The public debate on the Draft Law on Internal Affairs has officially introduced into legal procedure provisions for the use of mass biometric surveillance in public spaces in Serbia, advanced technologies equipped with facial recognition software that enable capturing and processing of large amounts of sensitive personal data in real time.
If Serbia adopts the provisions on mass biometric surveillance, it will become the first European country conducting permanent indiscriminate surveillance of citizens in public spaces. Technologies that would thus be made available to the police are extremely intrusive to citizens’ privacy, with potentially drastic consequences for human rights and freedoms, and a profound impact on a democratic society. For that reason, the United Nations and the European Union have already taken a stand against the use of mass biometric surveillance by the police and other security services of the states.
SHARE Foundation has used the opportunity of the Draft Law public debate to submit its legal comments on the provisions regulating mass biometric surveillance in public spaces, demanding from the authorities to declare a moratorium on the use of such technologies and systems in Serbia without delay.
Although modestly publicized, only three weeks long public debate on the disputed Draft Law gathered national and international organizations in a common front against the harmful use of modern technologies. Among others, EDRi, the European network of NGOs, experts, advocates and academics advancing digital rights, reacted. The official letter to the Serbian government and the Ministries of interior and justice states that provisions of the Draft Law allowing the capture, processing and automated analysis of people’s biometric and other sensitive data in public spaces, are incompatible with the European Convention on Human Rights which Serbia ratified in 2004.
“The Serbian government’s proposal for a new internal affairs law seeks to legalise biometric mass surveillance practices and thus enable intrusion into the private lives of Serbian citizens and residents on an unprecedented scale. Whilst human rights and data protection authorities across the EU and the world are calling to protect people from harmful uses of technology, Serbia is moving in a dangerously different direction”.
Diego Naranjo, EDRi
Gwendoline Delbos-Corfield, a French MEP from the Greens has warned against the use of these intrusive technologies and further restricting the rights of those living in Serbia, emphasizing that these technologies magnify the discrimination that marginalised groups already face in their everyday life. “We oppose this draft law that would allow law enforcement to use biometric mass surveillance in Serbia. It poses a huge threat to fundamental rights and the right to privacy”, said Delbos-Corfield.
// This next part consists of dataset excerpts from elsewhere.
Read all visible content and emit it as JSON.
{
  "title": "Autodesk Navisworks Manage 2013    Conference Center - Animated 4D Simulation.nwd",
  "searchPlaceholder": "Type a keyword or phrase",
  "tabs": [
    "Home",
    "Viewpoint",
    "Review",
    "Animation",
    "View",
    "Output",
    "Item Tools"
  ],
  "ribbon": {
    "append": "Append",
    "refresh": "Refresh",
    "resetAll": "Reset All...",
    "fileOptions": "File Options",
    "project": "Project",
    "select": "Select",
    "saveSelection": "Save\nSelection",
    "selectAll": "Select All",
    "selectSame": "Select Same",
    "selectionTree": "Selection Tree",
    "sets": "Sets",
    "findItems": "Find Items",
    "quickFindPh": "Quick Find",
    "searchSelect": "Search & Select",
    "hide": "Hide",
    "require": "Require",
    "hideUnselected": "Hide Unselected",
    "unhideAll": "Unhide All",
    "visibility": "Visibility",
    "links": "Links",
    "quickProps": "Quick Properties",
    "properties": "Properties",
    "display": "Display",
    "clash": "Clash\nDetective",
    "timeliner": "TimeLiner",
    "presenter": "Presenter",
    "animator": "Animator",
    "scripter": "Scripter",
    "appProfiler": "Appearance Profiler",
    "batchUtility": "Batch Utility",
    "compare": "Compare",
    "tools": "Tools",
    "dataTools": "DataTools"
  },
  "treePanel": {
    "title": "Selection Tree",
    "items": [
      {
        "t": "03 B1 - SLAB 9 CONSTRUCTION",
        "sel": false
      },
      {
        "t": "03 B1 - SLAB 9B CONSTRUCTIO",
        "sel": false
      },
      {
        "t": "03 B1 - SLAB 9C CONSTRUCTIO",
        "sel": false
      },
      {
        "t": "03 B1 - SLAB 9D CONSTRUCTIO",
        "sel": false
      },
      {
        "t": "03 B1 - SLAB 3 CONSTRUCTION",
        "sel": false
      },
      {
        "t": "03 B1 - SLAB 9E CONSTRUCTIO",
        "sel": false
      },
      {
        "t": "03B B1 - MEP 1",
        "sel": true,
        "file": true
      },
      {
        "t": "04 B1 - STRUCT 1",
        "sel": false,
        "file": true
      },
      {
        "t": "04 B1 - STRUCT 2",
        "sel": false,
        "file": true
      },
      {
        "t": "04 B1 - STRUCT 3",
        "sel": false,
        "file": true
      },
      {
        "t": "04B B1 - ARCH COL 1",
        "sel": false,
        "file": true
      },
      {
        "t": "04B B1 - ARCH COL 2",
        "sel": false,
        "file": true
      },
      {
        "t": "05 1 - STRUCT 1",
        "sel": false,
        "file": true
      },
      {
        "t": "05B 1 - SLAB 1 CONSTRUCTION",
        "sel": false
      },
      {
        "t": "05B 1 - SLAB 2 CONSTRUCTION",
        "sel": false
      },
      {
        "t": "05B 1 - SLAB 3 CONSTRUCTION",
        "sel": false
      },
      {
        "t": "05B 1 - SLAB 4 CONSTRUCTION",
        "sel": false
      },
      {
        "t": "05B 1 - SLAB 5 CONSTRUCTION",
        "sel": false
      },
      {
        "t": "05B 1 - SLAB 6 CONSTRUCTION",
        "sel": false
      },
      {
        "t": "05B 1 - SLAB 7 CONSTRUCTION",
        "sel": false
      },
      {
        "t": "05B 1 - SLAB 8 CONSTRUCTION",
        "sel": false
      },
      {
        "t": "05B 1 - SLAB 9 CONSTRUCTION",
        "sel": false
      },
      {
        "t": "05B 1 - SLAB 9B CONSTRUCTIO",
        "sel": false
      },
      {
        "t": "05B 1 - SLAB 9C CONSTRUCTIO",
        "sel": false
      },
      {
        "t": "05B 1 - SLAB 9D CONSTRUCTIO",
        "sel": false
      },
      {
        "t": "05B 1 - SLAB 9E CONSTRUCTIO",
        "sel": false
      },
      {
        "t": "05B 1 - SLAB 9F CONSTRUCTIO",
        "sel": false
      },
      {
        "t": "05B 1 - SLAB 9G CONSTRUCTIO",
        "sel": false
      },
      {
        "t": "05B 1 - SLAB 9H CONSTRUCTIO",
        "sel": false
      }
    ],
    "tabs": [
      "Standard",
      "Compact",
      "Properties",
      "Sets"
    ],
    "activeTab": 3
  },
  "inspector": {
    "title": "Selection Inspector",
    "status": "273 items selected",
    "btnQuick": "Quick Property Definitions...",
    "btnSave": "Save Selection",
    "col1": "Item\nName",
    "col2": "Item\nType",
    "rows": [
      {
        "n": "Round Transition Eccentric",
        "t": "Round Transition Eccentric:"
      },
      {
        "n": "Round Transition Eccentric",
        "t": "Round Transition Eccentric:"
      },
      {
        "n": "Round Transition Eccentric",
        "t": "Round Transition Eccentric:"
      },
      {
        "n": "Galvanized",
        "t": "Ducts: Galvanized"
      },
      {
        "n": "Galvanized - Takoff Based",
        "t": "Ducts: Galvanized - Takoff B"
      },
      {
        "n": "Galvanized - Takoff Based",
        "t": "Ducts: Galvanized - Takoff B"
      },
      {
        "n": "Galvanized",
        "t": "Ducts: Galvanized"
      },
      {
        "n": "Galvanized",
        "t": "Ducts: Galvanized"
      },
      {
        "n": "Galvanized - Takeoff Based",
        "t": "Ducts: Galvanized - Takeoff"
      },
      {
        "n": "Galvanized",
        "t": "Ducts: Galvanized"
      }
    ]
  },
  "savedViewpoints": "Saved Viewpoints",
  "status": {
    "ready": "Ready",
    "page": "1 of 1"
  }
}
“In Serbia, a country that Freedom House rated as only ‘partly free’, we suspect that the government has already begun the deployment of high-resolution Huawei cameras, equipped with facial recognition technology, in the city of Belgrade. If this draft law comes into effect, the government might have a legal basis for the use of biometric mass surveillance and the use of these cameras. Serbia now runs the risk of becoming the first European country to be covered by biometric mass surveillance. We call on the Serbian government to immediately withdraw the articles of this draft law that regulate biometric mass surveillance.”
Gwendoline Delbos-Corfield, MEP, Greens/EFA Group
The disputed provisions stipulate installation of a system of mass biometric surveillance throughout Serbia, without determining the necessity of the proposed measure for all residents of Serbia to be constantly treated as potential criminals by disproportionately invading the privacy of their lives. Of particular concern is the lack of a detailed assessment of the impact that the use of total biometric surveillance can have on vulnerable social groups, but also on journalists, civic activists and other actors in a democratic society.